Камлаев фыркнул, поперхнулся.

– А ты, Иван, чем занимаешься? – И бестия впилась в Ивана с такой несгибаемой уверенностью в том, что он, Иван, не может заниматься чем-то пустым и скучно-заурядным, с таким уже как бы готовым серьезным уважением, что у Ивана в горле кляпом встала немота: уверен был, что после разоблачения Эдисона никто о нем ни разу больше и не вспомнит… о нем и раньше-то не очень вспоминали, а теперь… теперь и вовсе примагнититься должны были навечно к великому дядьке. – По-моему, ты тоже музыкант.

– Вот тут промашка, детка, – сказал Камлаев. – Совсем не угадала. Иван хотел бы стать врачом. Причем нейрохирургом, ведь ковыряться в человеческих мозгах гораздо интереснее, чем в коленных суставах или там мочевых пузырях. Ну нормальная такая мечта для еврейского мальчика.

– Так ты еврей, Иван? Еврей Иван, – расхохоталась Джемма.

– Какой аспект еврейства тебя интересует, Джемма? – Опять Камлаев начал свою песню. – Обрезан ли чувак и что это дает тебе при близком знакомстве?

– Нет, погодите-погодите, – воспротивилась бестия. – Мне вот что интересно: ты окончательно уже определился… ну то есть ты не боишься, что тебе придется резать трупы?

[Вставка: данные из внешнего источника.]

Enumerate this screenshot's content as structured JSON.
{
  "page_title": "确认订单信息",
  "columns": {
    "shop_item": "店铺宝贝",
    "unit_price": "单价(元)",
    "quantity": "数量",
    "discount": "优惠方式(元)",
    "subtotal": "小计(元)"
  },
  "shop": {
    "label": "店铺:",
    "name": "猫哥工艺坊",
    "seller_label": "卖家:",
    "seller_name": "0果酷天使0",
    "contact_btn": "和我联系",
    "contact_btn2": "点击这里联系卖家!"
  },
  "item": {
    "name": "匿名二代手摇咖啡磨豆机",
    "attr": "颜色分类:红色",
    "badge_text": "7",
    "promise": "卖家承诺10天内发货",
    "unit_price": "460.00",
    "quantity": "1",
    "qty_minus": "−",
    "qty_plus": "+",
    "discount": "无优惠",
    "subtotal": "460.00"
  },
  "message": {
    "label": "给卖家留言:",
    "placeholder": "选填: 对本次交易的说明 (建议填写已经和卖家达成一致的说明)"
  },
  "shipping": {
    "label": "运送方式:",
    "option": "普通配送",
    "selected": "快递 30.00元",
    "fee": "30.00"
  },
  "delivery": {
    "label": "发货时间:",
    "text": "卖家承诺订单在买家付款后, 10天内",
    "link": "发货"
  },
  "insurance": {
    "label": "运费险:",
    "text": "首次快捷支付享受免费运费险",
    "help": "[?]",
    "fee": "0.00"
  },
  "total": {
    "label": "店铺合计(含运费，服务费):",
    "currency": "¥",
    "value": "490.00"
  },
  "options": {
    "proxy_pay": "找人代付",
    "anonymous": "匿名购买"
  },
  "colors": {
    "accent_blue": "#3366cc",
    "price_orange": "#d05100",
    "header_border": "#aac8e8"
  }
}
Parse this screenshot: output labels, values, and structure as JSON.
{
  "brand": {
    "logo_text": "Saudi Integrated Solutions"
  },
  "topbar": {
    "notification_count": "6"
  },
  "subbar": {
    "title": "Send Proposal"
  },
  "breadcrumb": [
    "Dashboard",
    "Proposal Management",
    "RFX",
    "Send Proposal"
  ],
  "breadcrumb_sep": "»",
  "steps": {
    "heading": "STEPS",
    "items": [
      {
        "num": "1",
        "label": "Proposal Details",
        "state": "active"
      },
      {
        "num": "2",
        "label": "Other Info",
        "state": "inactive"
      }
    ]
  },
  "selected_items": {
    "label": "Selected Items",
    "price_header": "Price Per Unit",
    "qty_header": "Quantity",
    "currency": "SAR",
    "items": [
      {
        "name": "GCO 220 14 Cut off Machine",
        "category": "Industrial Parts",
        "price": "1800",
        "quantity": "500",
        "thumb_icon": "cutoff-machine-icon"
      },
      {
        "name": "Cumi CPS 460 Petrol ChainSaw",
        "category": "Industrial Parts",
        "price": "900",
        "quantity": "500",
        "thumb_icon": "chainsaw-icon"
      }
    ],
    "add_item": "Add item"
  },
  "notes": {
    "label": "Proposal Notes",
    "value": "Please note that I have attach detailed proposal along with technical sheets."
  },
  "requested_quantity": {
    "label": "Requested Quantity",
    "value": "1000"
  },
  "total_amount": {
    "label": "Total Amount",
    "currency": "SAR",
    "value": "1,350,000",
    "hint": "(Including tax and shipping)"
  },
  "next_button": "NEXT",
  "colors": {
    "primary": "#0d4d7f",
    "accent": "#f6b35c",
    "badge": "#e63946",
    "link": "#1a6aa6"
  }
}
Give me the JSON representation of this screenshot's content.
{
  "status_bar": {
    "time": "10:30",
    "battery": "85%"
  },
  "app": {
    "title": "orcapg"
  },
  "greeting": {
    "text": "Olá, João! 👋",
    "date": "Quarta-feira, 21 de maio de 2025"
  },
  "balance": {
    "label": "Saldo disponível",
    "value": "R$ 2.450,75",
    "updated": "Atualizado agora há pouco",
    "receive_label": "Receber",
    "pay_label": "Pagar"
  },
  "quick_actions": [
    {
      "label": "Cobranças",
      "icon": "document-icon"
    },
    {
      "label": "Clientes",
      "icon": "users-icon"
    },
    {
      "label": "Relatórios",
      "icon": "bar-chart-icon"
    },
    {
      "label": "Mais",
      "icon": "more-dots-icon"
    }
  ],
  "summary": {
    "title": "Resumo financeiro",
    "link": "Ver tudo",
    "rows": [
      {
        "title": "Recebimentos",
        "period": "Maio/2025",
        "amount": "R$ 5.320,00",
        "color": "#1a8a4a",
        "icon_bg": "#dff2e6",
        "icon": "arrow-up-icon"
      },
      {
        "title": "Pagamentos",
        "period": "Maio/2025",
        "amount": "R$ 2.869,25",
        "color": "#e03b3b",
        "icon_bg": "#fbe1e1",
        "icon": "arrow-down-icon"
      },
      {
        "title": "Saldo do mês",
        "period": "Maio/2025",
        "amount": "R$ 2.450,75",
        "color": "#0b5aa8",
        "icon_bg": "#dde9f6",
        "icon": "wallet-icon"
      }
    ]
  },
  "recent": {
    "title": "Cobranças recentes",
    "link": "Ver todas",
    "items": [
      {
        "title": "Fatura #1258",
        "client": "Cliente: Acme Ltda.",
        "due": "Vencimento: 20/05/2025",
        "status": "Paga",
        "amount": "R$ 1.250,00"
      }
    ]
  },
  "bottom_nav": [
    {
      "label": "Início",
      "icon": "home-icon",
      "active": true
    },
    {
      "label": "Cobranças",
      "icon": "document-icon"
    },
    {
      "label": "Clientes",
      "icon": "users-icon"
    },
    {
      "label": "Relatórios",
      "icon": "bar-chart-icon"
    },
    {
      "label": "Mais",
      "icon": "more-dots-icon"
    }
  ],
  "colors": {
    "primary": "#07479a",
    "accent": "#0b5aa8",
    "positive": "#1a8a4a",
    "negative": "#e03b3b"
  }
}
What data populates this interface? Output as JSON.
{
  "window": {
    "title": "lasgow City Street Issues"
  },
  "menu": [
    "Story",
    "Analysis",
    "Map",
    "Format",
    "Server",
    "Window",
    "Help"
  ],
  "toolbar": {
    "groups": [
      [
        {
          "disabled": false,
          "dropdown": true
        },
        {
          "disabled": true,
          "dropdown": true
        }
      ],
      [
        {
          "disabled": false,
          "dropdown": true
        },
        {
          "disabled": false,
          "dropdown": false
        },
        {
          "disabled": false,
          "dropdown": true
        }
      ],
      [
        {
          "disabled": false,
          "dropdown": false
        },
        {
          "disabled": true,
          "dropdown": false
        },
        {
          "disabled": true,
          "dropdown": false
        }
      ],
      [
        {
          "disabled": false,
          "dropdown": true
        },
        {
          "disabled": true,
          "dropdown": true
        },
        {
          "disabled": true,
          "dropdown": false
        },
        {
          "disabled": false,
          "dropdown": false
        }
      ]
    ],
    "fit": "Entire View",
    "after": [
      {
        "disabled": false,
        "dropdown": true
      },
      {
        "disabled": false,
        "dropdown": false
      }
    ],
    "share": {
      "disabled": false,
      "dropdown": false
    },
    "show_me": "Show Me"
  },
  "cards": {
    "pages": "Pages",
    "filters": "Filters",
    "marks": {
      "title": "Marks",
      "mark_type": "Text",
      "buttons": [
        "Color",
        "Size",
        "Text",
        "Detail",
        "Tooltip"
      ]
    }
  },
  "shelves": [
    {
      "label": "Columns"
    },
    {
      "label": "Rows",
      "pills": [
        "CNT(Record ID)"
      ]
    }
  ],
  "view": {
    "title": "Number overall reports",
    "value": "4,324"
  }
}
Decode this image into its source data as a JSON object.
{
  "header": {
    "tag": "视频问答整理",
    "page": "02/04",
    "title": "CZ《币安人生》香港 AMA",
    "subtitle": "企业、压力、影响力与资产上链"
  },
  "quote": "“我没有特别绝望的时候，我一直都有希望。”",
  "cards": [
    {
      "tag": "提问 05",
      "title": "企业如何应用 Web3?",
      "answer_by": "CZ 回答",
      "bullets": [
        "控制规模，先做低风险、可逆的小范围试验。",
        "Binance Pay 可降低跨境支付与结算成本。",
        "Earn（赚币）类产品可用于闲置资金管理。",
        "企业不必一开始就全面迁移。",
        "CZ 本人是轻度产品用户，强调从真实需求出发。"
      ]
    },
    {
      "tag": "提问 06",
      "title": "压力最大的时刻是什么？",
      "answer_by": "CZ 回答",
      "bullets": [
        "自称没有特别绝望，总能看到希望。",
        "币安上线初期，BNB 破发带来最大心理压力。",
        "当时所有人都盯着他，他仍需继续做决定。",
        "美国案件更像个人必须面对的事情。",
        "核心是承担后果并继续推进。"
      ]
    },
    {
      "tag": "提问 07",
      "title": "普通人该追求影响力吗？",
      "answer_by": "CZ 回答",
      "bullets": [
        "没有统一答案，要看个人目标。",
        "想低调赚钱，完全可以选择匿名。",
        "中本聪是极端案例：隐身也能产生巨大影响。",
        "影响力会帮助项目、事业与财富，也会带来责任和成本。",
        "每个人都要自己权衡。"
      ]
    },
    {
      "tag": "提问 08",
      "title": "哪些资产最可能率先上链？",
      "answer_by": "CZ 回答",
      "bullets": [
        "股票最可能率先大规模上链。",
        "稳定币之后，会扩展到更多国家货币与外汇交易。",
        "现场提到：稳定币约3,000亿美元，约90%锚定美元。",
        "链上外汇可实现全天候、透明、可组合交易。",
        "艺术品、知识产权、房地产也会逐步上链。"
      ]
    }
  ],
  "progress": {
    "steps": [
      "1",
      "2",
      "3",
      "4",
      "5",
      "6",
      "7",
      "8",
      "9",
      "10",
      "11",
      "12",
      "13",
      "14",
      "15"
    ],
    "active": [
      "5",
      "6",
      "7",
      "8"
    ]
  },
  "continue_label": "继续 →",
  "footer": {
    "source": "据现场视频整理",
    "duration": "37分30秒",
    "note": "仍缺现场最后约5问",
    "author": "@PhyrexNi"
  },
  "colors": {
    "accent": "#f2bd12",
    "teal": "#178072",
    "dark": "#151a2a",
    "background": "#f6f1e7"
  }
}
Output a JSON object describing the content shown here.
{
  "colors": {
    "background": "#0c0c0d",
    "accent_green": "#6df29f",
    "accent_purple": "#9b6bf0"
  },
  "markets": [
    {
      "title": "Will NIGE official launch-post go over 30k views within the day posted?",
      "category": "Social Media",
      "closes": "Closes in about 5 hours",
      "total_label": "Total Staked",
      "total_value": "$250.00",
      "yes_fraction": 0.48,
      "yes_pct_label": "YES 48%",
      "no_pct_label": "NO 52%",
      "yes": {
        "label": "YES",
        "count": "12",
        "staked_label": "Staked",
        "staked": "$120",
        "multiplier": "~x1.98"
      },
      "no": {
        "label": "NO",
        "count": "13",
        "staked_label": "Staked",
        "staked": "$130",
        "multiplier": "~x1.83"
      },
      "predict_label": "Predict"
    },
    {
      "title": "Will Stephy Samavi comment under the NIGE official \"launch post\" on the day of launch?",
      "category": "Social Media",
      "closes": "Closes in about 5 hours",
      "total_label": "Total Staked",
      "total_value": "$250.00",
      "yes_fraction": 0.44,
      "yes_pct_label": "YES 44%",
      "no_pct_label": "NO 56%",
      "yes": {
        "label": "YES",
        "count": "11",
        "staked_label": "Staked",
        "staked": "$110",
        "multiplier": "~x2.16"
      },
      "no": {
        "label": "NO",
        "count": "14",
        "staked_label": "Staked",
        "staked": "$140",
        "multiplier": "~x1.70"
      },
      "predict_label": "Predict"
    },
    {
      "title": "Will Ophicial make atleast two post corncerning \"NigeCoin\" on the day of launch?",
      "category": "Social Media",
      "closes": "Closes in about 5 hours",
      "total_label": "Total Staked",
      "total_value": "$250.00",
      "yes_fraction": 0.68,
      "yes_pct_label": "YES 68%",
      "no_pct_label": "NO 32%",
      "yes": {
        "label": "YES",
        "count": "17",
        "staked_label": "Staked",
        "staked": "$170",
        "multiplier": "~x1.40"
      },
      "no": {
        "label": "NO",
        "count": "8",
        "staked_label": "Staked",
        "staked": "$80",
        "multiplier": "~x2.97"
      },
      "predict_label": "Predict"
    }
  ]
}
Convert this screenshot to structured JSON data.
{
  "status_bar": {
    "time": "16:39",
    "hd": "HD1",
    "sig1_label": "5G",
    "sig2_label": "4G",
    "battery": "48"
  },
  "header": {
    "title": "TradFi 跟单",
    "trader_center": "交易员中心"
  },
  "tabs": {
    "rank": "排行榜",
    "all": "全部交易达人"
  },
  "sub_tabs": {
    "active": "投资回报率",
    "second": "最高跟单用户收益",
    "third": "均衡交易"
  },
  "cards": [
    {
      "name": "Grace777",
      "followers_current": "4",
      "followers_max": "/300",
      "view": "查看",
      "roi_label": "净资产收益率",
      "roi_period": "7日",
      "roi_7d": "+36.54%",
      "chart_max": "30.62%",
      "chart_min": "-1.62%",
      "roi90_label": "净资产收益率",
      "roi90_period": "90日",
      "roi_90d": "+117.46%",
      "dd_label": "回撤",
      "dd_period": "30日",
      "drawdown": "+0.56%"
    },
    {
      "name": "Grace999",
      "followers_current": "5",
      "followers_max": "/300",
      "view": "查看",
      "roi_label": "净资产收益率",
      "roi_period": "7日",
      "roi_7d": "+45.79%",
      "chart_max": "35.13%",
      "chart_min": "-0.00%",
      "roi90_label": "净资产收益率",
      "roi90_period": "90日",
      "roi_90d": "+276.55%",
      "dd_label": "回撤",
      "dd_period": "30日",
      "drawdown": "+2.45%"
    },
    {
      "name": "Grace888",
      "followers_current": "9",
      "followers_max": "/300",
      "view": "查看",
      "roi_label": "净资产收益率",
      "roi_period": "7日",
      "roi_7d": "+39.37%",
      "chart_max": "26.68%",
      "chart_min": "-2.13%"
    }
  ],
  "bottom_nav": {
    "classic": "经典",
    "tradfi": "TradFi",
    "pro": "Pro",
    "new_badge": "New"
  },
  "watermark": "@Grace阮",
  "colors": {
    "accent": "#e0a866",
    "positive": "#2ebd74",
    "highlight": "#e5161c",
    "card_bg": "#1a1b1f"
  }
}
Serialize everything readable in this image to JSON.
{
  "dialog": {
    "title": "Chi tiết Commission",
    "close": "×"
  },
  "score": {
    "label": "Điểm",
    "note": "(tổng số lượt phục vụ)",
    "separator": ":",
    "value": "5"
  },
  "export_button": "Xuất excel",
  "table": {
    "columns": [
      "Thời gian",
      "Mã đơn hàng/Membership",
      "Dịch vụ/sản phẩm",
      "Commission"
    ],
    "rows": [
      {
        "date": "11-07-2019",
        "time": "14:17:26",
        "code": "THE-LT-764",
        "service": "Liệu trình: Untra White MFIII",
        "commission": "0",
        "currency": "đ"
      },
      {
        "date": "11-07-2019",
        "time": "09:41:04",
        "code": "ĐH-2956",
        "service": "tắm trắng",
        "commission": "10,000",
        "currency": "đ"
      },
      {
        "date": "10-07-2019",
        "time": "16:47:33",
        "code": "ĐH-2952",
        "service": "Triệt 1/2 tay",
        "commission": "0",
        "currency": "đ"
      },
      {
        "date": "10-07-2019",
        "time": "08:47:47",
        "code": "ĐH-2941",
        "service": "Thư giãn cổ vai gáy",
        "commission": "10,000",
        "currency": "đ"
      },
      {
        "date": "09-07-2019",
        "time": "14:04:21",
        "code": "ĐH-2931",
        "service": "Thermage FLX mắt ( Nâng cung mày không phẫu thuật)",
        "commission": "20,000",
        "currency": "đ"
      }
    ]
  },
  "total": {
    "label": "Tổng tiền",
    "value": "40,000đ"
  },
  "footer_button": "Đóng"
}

– Вопрос неправильный, – сказал Камлаев. – Иван не то что не боится – он уже… он не какой-то там сопляк-романтик. Он с ранних лет поставил перед собой конкретную задачу и начал с самого противного, как раз с того, что кажется тебе невыносимым, то есть с морга. Его мать, тоже врач, устроила его работать помощником прозектора в одной из мюнхенских клиник, – Камлаева несло, – и он вскрывал брюшины, вот этими руками вынимал из трупов внутренности, потом запихивал назад и зашивал. Он должен был проверить себя на прочность, детка, ты права.

– Охренеть!

– Я тоже так думаю, – авторитетно подтвердил Эдисон.

– А в чем ты видишь смысл, Иван… ну, смысл работы врачом?

Что-то тупое, крепкое довольно болезненно ткнулось Ивану в колено: это Камлаев двинул его ногой под столом – не тормози, чувак, твой выход, я задолбался распинаться за тебя, дай мне передохнуть, не то язык сейчас уже отвалится.

– Ну, тут, – он начал жалко, жалобно гнусавить, – по-моему, все довольно просто. Смысл в том, чтобы внести свой вклад в победу над смертью. Да нет, не в том смысле, что все мы, здесь сидящие, когда-нибудь – того, и нужно сделать так, чтобы этого когда-нибудь не стало вообще… однажды повернуть биологическое время вспять и все такое прочее. Тут дело в другом… когда-то люди умирали от всего – от мочекаменной болезни, от оспы, от холеры, от самых примитивных инфекций, скажем, верхних дыхательных путей… вот тупо застудившись ночью в поле или выпив стакан холодного кваса. Вот просто нечаянно порезавшись бритвой. Цари и императоры были гораздо беззащитнее перед лицом таких болезней, чем сегодня – простой рабочий или фермер, живущий в глуши. Вот от чего, к примеру, умер Петр Первый?.. – Ивану больше не было до глухоты, до зуда в переносице неловко, до жаркого прилива крови к пунцовеющим ушам; куда-то делись неуклюжесть, робость, всегдашнее его косноязычие.

– По-моему, от гонореи, нет? – сказал Камлаев.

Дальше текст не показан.